Nahu: Hayır... O hak etti.

Fatih: Nasıl yani?

Nahu: Bu yazıtlar Barbar Kavmi bölgesinin Güneydoğu’sunda bulunan Koz Dağı’nın altında yer alıyor. Bu dağ güçlü canavarlara ev sahipliği yaptığı için bu dağa yaklaşmak imkansız olarak görülmüştü. Bu dağ bir anomaliydi. Şeytan saldırısı sırasında oluşmaya başlayan canavarlar bu dağa yaklaştığında tuhaf bir şekilde ayrılmıyorlar ve dağı koruyorlardı. Araştırmalarımıza göre ne kadar güçlü canavar ise o kadar yukarda duruyorlardı. Sanki canavarlar bir şeyi korumak için hipnoz edilmiş gibi anormal davranıyorlardı. Beyaz Ateş bu yazıtı bulduğunda daha elementali yoktu. Öğrendiği Do sayesinde bu dağa yaklaşıp dağın eteklerindeki bir mağara yardımıyla  Dağın altına indi ve Yazıtları keşfetti. 3 yazıttan Günah Büyü Yazıtında okuduğuna göre bu elementlerin hepsinin bir iradesi olduğuydu. Bunu zaten size söylemiştim. Fakat Beyaz Ateş biraz daha farklı bir element. 

Fatih: Farklı derken.

Nahu: Biraz... Kibirli bir element diyebiliriz.

Kartz: Nasıl yani?

Nahu: Bu da bizi bildiğimiz son yazıta götürüyor. Karanlık ve Işık elementleri kendileri için iyi olacak kullanıcılarını kendi seçerken; Beyaz Ateş elementi, kullanıcıların onu kazanmasını ister. Bu son yazıtının sonunda bahsedilene göre Beyaz Ateş elementi kendini almaya gelecek insanlar için bir sınav hazırlayacak. O da...
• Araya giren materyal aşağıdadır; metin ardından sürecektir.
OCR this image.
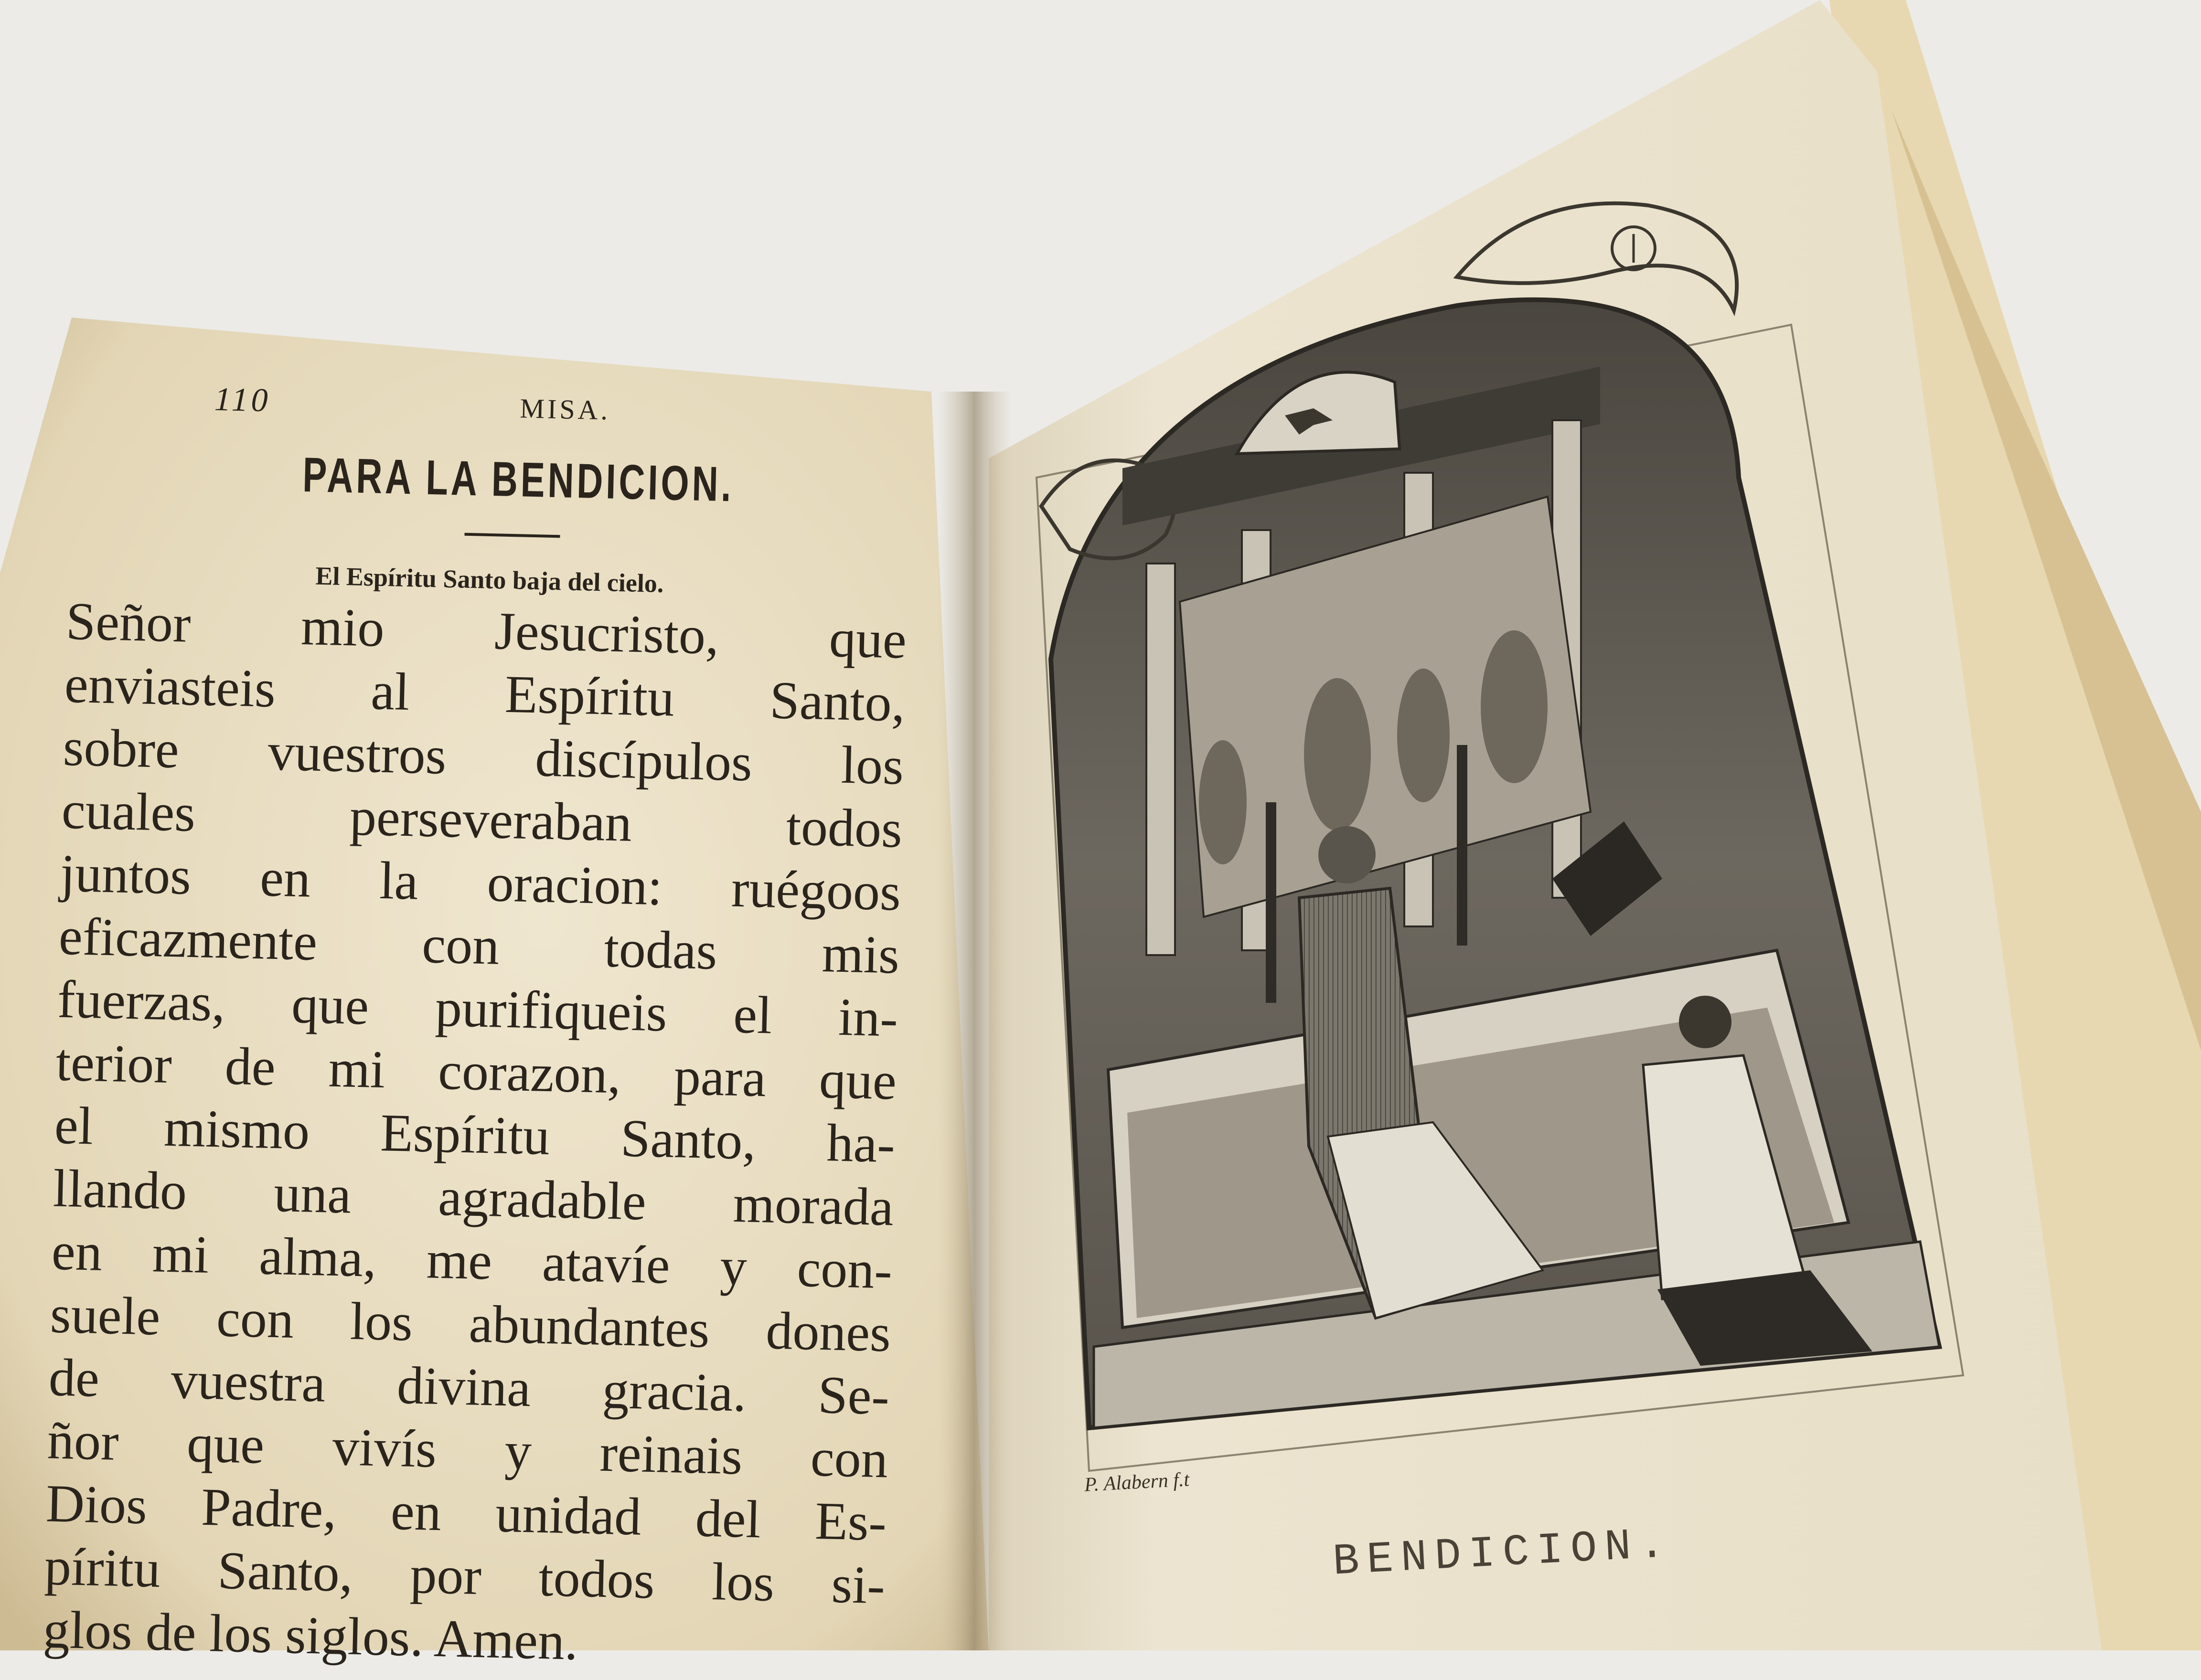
110	MISA.
PARA LA BENDICION.
El Espíritu Santo baja del cielo.
Señor mio Jesucristo, que
enviasteis al Espíritu Santo,
sobre vuestros discípulos los
cuales perseveraban todos
juntos en la oracion: ruégoos
eficazmente con todas mis
fuerzas, que purifiqueis el in-
terior de mi corazon, para que
el mismo Espíritu Santo, ha-
llando una agradable morada
en mi alma, me atavíe y con-
suele con los abundantes dones
de vuestra divina gracia. Se-
ñor que vivís y reinais con
Dios Padre, en unidad del Es-
píritu Santo, por todos los si-
glos de los siglos. Amen.
P. Alabern f.t
BENDICION.
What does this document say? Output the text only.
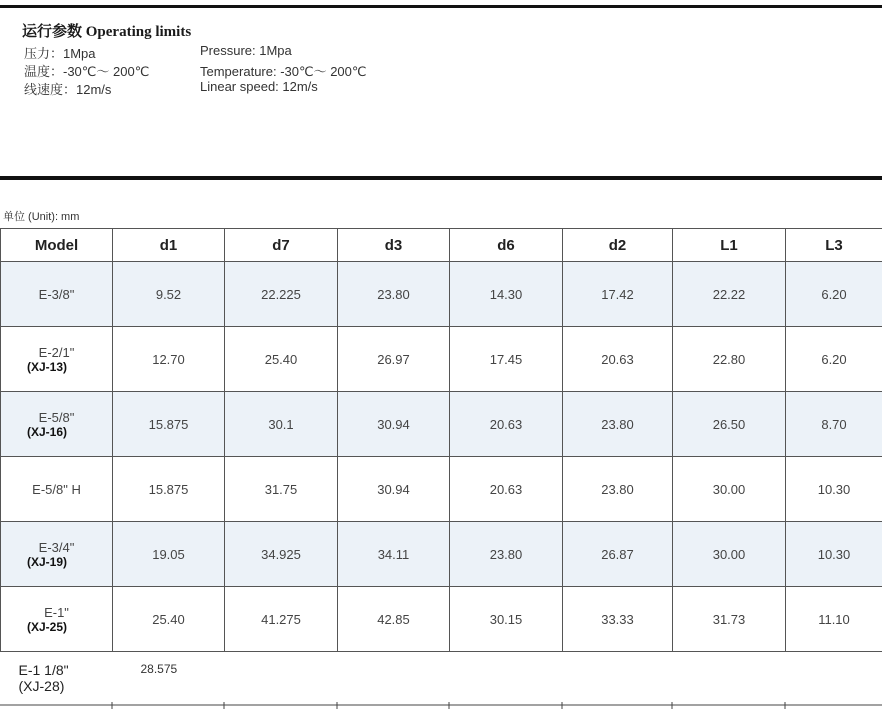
运行参数 Operating limits
压力：1Mpa
温度：-30℃～ 200℃
线速度：12m/s
Pressure: 1Mpa
Temperature: -30℃～ 200℃
Linear speed: 12m/s
单位 (Unit): mm
Model	d1	d7	d3	d6	d2	L1	L3

E-3/8"	9.52	22.225	23.80	14.30	17.42	22.22	6.20

E-2/1"
(XJ-13)	12.70	25.40	26.97	17.45	20.63	22.80	6.20

E-5/8"
(XJ-16)	15.875	30.1	30.94	20.63	23.80	26.50	8.70

E-5/8" H	15.875	31.75	30.94	20.63	23.80	30.00	10.30

E-3/4"
(XJ-19)	19.05	34.925	34.11	23.80	26.87	30.00	10.30

E-1"
(XJ-25)	25.40	41.275	42.85	30.15	33.33	31.73	11.10

E-1 1/8"
(XJ-28)	28.575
Fatih ve Kartz, Nahu’nun sözünü kesti.

Fatih ve Kartz: Koz Dağındaki Canavarlar. 

Nahu güldü.

Nahu: Aynen... Beyaz Ateş elementinin iradesi canavarların zihni ile oynayacak bir mana yarattı. Kendisini o zaman ki tek alternatifi olan canavarlardan bir sınav hazırladı. Beyaz Ateş bunu okuduktan sonra Büyük Sira Olayının öncesindeki savaş için bunu kullanabileceğini düşünüp o dağa çıkmaya başladı.... Ve başardı.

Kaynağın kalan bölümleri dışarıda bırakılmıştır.